A Radio Popolare il rapper interviene sullo sgombero del centro sociale e critica chi non capisce il senso di un’occupazione. “Le città hanno bisogno di posti per produrre arte e vita. Se sono vuoti, allora vanno presi. L’occupazione è una provocazione politica”.
Che impressione ti ha fatto lo sgombero del Leoncavallo?

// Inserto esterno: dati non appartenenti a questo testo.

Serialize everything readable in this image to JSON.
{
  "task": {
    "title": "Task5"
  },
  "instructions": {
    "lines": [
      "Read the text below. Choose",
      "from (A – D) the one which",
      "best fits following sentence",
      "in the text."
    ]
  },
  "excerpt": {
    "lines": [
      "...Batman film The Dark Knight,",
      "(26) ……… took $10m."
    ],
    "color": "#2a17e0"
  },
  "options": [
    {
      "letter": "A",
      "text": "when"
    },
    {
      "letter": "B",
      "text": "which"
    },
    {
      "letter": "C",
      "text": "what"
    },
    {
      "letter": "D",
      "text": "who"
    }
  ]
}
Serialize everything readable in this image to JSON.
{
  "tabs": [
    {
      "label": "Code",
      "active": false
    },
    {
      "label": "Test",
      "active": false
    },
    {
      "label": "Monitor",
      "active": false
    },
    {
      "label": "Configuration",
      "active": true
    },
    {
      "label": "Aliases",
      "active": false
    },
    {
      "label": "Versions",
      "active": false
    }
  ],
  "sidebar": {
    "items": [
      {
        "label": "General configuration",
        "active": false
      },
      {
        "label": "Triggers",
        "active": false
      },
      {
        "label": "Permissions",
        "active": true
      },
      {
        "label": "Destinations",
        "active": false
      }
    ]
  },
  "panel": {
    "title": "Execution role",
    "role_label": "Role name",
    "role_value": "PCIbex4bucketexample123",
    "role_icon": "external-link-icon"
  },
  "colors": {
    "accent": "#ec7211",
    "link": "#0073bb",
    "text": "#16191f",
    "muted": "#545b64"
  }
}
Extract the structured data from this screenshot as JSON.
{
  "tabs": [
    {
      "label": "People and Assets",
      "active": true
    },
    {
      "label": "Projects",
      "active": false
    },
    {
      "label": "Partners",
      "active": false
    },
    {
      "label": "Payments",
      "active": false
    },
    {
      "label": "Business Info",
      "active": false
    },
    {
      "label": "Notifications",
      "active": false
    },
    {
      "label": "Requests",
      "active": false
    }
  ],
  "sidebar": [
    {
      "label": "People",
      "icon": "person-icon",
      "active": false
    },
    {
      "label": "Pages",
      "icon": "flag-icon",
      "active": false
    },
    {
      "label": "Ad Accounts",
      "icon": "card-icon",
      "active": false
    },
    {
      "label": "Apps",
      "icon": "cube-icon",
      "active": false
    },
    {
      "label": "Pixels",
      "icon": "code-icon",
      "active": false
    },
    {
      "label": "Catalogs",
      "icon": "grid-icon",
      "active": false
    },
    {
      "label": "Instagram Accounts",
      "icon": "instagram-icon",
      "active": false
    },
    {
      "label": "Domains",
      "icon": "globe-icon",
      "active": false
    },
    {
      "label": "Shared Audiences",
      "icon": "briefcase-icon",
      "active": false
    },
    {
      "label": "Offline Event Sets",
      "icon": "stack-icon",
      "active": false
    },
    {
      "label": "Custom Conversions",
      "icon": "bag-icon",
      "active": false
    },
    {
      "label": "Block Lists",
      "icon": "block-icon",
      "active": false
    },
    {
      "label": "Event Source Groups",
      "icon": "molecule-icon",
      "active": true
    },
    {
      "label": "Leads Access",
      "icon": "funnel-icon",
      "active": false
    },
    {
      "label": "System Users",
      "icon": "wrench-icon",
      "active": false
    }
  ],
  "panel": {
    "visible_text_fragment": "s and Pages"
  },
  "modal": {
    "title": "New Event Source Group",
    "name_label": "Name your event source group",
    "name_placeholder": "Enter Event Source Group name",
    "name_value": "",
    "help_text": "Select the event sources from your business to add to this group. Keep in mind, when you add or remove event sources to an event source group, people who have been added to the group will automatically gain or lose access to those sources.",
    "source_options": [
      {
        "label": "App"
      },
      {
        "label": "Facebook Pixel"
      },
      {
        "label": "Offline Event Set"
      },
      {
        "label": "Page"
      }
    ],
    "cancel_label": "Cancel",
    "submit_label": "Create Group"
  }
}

Guarda, lasciamo perdere. Poi questa cosa subdola di farlo ad agosto mentre tutti sono al mare così anche l’informazione, che ti fracassa la minchia per 11 mesi, non se ne accorge e ti parla d’altro: della storia d’amore dell’estate, della fidanzata di quello, di quello ha fatto le corna con quell’altro. Purtroppo, invece è tutto molto serio. Ma è possibile che ancora nel 2025 dobbiamo affrontare questo tipo di problematiche? Cioè il fatto che una grande città come Milano non sia sensibile alle istanze di un laboratorio artistico e sociale non omologato. Poi, senti dire da chi combatte gli spazi come il Leoncavallo: “Eh, ma la proprietà è privata e voi la occupate”. Ma nessuno vuole occupare per il gusto di occupare. L’occupazione è una provocazione politica. Gli attivisti tengono solamente a dire: “Ragazzi svegliatevi, perché le città hanno bisogno di posti, l’arte ha bisogno di posti non omologati, i posti sono vuoti e allora noi ce li prendiamo per farvi capire che esiste un problema. La gente pensa che lo scopo sia occupare. Lo scopo invece è produrre arte e vita. È quello che abbiamo fatto anche noi all’Isola del Cantiere che era un posto molto osteggiato dai collettivi più stalinisti italiani. L’Isola del Cantiere diceva: “Facciamogli vedere noi come si fa l’arte”, senza per forza mettere quattro buttafuori incazzati, senza per forza vendere le birre a 20.000 lire, senza per forza imporre dei modelli comportamentali. Ma dicendo solo: “Gestisciti tu il tuo modello comportamentale”. Ecco, io questo voglio dire al riguardo. E mi sorprenderei molto se la politica milanese non facesse qualcosa adesso per per ripristinare uno spazio per questi collettivi.